Larry Pfeffer’s memories from Budapest
I was ten yeas old in Budapest when Stalin collapsed and died. I only recall the pervasive sense of mourning in the city. Black flags and black drapes were hanging from the buildings. The newspapers’ front page had a picture of Stalin within a thick black frame. As far as I recall on the eve of Purim 1953 I acted in a purimshpiel in the Orthodox community complex auditorium. Sundays and afternoons I attended cheder in that complex since age six. Probably this was one iof the few operating cheders left in the Communist empire. Periodically I saw the principal, Shlomo Grossberg – in fact, like others students, attended his wedding in the Orthodox complex courtyard where the chupah was. Suddenly there were rumors in the “Kazincy” central Orthodox synagogue that Shlomo was arrested by the Hungarian secret police. Grown-ups didn’t discuss such matters with children. Perhaps they also didn’t know what really happened. I recall Shlomo returning to his position maybe eight to ten months later and his face showed that he went through very difficult times. I recently met him in Israel and learned that he was arrested on Purim 1953 for a “Zionist” show trial. I didn’t want to ask him how he was treated, because I didn’t want to bring back painful memories.

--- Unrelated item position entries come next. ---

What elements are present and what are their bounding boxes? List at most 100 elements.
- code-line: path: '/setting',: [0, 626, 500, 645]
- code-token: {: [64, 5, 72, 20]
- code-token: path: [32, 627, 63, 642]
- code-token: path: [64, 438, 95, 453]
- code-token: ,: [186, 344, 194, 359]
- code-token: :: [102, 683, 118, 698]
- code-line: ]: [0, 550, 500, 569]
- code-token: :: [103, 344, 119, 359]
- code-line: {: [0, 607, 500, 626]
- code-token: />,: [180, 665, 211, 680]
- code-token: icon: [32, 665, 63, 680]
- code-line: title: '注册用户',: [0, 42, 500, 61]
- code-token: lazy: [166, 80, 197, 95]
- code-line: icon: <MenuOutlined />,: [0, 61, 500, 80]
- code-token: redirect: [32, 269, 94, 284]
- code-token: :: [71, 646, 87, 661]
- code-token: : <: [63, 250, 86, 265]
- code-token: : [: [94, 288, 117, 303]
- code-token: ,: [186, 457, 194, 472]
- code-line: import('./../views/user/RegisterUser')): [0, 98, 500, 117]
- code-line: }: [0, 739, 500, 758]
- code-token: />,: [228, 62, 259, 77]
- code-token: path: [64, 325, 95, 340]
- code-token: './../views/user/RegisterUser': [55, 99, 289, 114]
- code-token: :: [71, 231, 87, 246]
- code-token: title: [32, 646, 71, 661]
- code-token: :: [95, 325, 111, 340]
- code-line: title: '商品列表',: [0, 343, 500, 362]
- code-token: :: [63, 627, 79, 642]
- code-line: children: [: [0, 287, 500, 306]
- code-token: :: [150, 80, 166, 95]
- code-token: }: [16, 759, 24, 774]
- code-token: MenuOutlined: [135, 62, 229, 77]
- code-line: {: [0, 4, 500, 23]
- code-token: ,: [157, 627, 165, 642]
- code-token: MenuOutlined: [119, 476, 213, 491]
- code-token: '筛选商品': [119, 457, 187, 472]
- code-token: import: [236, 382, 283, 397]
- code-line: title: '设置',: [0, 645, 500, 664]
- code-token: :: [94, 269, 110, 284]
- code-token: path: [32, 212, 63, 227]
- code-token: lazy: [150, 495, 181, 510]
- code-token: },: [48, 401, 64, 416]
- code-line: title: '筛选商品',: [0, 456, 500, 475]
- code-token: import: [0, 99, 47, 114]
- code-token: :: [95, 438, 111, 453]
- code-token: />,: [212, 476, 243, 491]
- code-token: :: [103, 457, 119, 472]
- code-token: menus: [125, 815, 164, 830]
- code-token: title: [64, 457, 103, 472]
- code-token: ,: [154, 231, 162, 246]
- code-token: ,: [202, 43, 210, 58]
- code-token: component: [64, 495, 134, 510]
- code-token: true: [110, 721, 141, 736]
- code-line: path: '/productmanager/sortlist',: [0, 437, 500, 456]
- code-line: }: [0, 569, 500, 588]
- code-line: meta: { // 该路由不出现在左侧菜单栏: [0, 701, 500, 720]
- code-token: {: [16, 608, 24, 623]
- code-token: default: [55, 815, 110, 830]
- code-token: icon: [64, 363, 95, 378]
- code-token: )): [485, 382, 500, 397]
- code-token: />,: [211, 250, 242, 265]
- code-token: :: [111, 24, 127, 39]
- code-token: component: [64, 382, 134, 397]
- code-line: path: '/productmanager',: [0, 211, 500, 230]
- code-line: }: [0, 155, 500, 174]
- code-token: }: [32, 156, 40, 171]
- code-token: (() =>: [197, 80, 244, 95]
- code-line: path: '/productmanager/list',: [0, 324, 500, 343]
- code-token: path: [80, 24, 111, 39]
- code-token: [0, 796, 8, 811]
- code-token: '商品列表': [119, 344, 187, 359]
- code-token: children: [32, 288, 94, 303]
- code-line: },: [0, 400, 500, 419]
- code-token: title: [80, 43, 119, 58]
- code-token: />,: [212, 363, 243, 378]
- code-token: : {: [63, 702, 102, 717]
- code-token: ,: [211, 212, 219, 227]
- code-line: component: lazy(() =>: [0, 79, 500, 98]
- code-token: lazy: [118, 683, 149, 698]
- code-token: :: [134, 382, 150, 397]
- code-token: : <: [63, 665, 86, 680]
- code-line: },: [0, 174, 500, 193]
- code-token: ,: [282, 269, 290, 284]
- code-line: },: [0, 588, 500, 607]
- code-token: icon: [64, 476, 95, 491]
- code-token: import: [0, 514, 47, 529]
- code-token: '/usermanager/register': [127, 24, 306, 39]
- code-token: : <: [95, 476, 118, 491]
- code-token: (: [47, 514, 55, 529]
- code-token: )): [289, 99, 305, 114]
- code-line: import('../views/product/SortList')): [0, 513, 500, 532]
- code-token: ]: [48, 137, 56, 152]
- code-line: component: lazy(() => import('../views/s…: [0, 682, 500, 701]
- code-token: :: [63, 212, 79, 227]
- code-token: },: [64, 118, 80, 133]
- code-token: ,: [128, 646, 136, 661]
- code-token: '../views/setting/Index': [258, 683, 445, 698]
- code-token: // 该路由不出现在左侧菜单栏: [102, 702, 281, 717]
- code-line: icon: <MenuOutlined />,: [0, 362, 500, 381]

Even as a child I often heard typical Communist propaganda about “Titoist traitors”, the “imperialists and their lackeys”, and “capitalist warmongers” – especially during the Korean war. In Hungary I was not aware of the scale of the Stalin’s terror against Jews and that it was not limited to the USSR: anti-Jewish and anti-Zionist trials were organized also in the Kremlin’s colonies. Only long after I escaped from Hungary in late 1956 did I became aware of the following events.
On November 20, 1952 Rudolf Slánský, the second most powerful in Czechoslovakia, and thirteen other leading Czechoslovak communists were arrested and tortured. Two received life sentence and the rest, including Slánský, were shot. Slánský and ten more of the arrested were Jews. The trumped up accusation was being “Titoists” and “spying” for the “Western capitalists and imperialists” – typical of Moscow directed show trials of that time.
Raoul Wallenberg, who did so much for humanity, fell into the hands of the Russianson January 17, 1945 – a day before the Russians drove out the Germans and occupied the Pest side of the city. Wallenberg disappeared into the Russian dungeons and the Gulag. His fate is still unknown. Reliable and highly respected investigators, such as Professor Irwin Cotler (former Canadian Minister of Justice), clearly state that Wallenberg was probably alive for decades after his abduction.
In 1952/53 a Moscow directed “Wallenberg” and “Zionist” show trial was in preparation in Budapest. Leaders of Hungary’s Jewry: Lajos Stöckler, Miklós Domonkos and Dr. László Benedek were arrested – along with two non-Jews who worked with Wallenberg: Pál Szalai and Károly Szabó. They were tortured to force them to “confess” the “crimes” invented by the “script”, according to which in 1945 they “murdered” Wallenberg in Budapest. (Szalai and Szabó rescued many Jews during the Holocaust. At Wallenberg’s request Szalai met with German general August Schmidthuber and prevented murder of Budapest ghetto’s 70,000 inhabitants.) Other Jewish leaders were arrested and accused of “Zionist crimes” and “spying for the “capitalists and imperialists.”
The antisemitic “Doctors’ Plot” and Budapest show trials stopped and the danger to Jews in the Soviet Union and its colonies was prevented by Stalin’s sudden possibly assisted collapse on March 1, 1953, which was Purim, and his subsequent death a few days later.
The accused doctors,the accused in Budapest, and probably large number of Jews and others living in Soviet Union and its empire were saved when Stalin collapsed on Purim 1953.
It is suggested to start remembering Purim 1953 in Israel and in Jewish communities around the world. Hopefully the Knesset would have an annual remembrance event and the Chief Rabbinate in Israel would advise synagogues to celebrate the miracle of Purim 1953. It is also hoped that schools in Israel will teach about these events and the immense crimes of international Communism, which is estimated to have taken about 94 million lives (“The Black Book of Communism” – Harvard Press)
Bottom left shows Stalin on the bedroom floor of his dacha outside Moscow, after he collapsed. Beria, secret police chief, is not hiding his joy. The tombstone on bottom right symbolizes some of the Jewish victims of Stalin era state led antisemitism. The gate over the rail tracks is taken from the Vorkuta Gulag camp entrance in the 1930-s and says: “Labor in the USSR is a matter of Honor and Glory”. The physicians in front of the Communist hammer and sickle icon are the accused in the infamous Soviet “Doctors’ Plot”. The men with the rifles symbolize execution of leading Jewish cultural and political figures in the USSR and Czechoslovakia. The train, the nearby crowd and skull allude to Stalin’s rumored plans to deport Soviet Jewry and the likelihood of large number of potential victims if Stalin didn’t collapse on Purim 1953.